Brockville, Westport and North-Western Railway

Overview
- Dates of operation: 1888–1919
- Successor: Canadian Northern Railway Westport Subdivision

Technical
- Track gauge: 4 ft 8+1⁄2 in (1,435 mm) standard gauge

= Brockville, Westport and North-Western Railway =

Railway in Ontario, Canada

The Brockville, Westport and North-Western Railway was a railway in Eastern Ontario, Canada. It was founded in 1884 as the Brockville, Westport & Sault Ste Marie Railway. Construction began in 1886 heading north-west from Brockville, Ontario to Westport, Ontario. The line opened March 4, 1888, between Westport and Brockville. From Lyn Junction to Brockville, the railway used trackage rights on the Grand Trunk Railway. In 1889, the line from Lyn Junction to Brockville opened. In 1894 the company was placed into receivership, and in 1903 it was sold by the court to a New York–based syndicate (Holm-Gerken-Schmitt-King) for $160,000 and re-incorporated as the Brockville, Westport and Northwestern Railway. The line was sold to William Mackenzie and Donald Mann from the Canadian Northern Railway in 1910, and was eventually amalgamated into the Canadian National Railways in 1919.

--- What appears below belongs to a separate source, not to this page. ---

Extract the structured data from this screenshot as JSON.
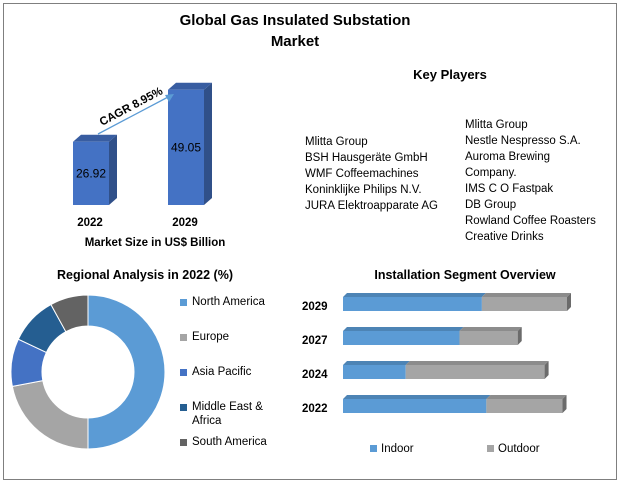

In 1921, passenger service was maintained by a 20-passenger REO gasoline-powered railcar. The line was abandoned from Lyn Junction to Brockville in 1922, and from Lyn Junction to the Phillips Cables plant in 1925.

An application to abandon the line from Lyn Junction to Westport was filed with the Board of Transport Commissioners in June 1951 and was approved (order number #49236) in 1952. Service ended on the line August 30, 1952, and was scrapped in late 1952 into the summer of 1953.